Cuando se habla de Tradición se olvida que los primeros pueblos que habitaron Iberia no eran Cristianos, y que en aquel entonces aún no existía lo que hoy llamamos Estado Nación, sino que la Identidad de los Pueblos se basaba en la Familia, la Lengua, la Diferenciación Étnica, las Costumbres, y el ser de cada pueblo y su modo de vivir la espiritualidad. En aquel entonces la creencia era Pagana, pero esto no significa que no creyeran ni que fueran inferiores, sino que en lugar de tener una religión basada en un único Dios, y unas enseñanzas específicas, creían en la naturaleza, en los Dioses, en la mística de las runas y los símbolos.

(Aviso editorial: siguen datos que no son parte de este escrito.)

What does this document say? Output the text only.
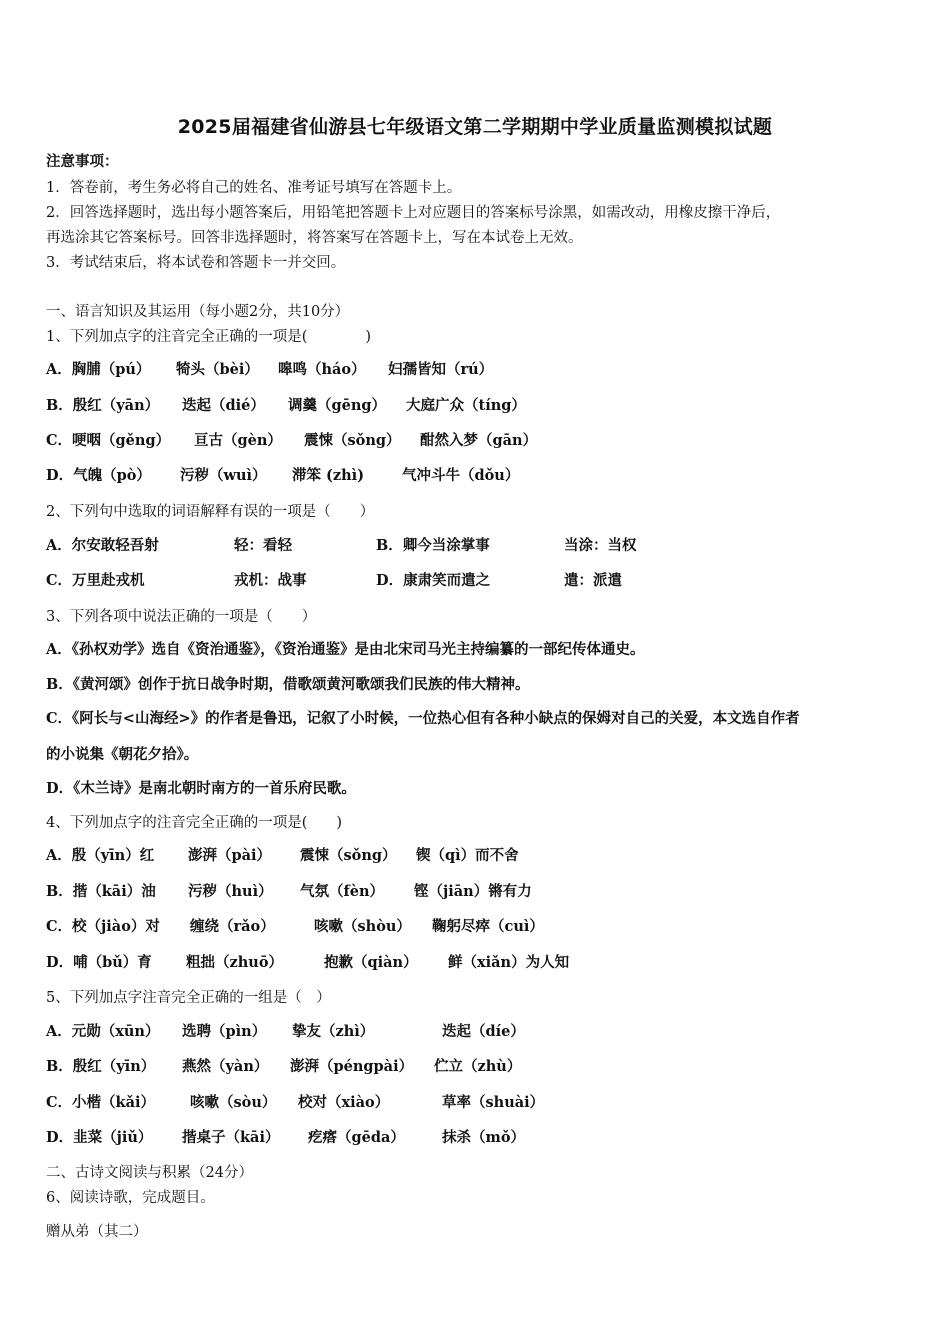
2025届福建省仙游县七年级语文第二学期期中学业质量监测模拟试题
注意事项：
1．答卷前，考生务必将自己的姓名、准考证号填写在答题卡上。
2．回答选择题时，选出每小题答案后，用铅笔把答题卡上对应题目的答案标号涂黑，如需改动，用橡皮擦干净后，
再选涂其它答案标号。回答非选择题时，将答案写在答题卡上，写在本试卷上无效。
3．考试结束后，将本试卷和答题卡一并交回。
一、语言知识及其运用（每小题2分，共10分）
1、下列加点字的注音完全正确的一项是(　　　　)
A．胸脯（pú） 犄头（bèi） 嗥鸣（háo） 妇孺皆知（rú）
B．殷红（yān） 迭起（dié） 调羹（gēng） 大庭广众（tíng）
C．哽咽（gěng） 亘古（gèn） 震悚（sǒng） 酣然入梦（gān）
D．气魄（pò） 污秽（wuì） 滞笨 (zhì)	气冲斗牛（dǒu）
2、下列句中选取的词语解释有误的一项是（　　）
A．尔安敢轻吾射	轻：看轻	B．卿今当涂掌事	当涂：当权
C．万里赴戎机	戎机：战事	D．康肃笑而遣之	遣：派遣
3、下列各项中说法正确的一项是（　　）
A．《孙权劝学》选自《资治通鉴》，《资治通鉴》是由北宋司马光主持编纂的一部纪传体通史。
B．《黄河颂》创作于抗日战争时期，借歌颂黄河歌颂我们民族的伟大精神。
C．《阿长与<山海经>》的作者是鲁迅，记叙了小时候，一位热心但有各种小缺点的保姆对自己的关爱，本文选自作者
的小说集《朝花夕拾》。
D．《木兰诗》是南北朝时南方的一首乐府民歌。
4、下列加点字的注音完全正确的一项是(　　)
A．殷（yīn）红 澎湃（pài） 震悚（sǒng） 锲（qì）而不舍
B．揩（kāi）油 污秽（huì） 气氛（fèn） 铿（jiān）锵有力
C．校（jiào）对 缠绕（rǎo）	咳嗽（shòu） 鞠躬尽瘁（cuì）
D．哺（bǔ）育 粗拙（zhuō）	抱歉（qiàn） 鲜（xiǎn）为人知
5、下列加点字注音完全正确的一组是（　）
A．元勋（xūn） 选聘（pìn） 挚友（zhì）	迭起（díe）
B．殷红（yīn） 燕然（yàn） 澎湃（péngpài） 伫立（zhù）
C．小楷（kǎi） 咳嗽（sòu） 校对（xiào）	草率（shuài）
D．韭菜（jiǔ） 揩桌子（kāi） 疙瘩（gēda）	抹杀（mǒ）
二、古诗文阅读与积累（24分）
6、阅读诗歌，完成题目。
赠从弟（其二）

Se equivocan los sectores del Tradicionalismo Católico o los sectores Nacional Liberales cuando se empeñan en despreciar a nuestros antepasados negando que España ya existía como territorio geográfico muchos siglos antes de nacer siquiera los Reinos o el Estado Nación y la uniformidad artificial de la Casa de Borbón y Anjou desde 1700. España y su Tradición son hijas de aquellos Carpetanos, Oretanos, Suevos, Alanos, Godos, Visigodos, Hispanorromanos, Vascones, Tartesos, Lusitanos que hace más de dos mil años procedentes de la Germanía y de Europa estuvieron en nuestra Península. Y negar su fe, sus costumbres, su lengua despreciandolos, como quien desprecia los Fueros, los Reinos, y la Monarquía Austracista, implica negar a España, y resulta un comportamiento profundamente contrario a la Patria y completamente enfermizo, cosa normal cuando se parte de los valores jacobinos de la Revolución Liberal Masónica de 1789.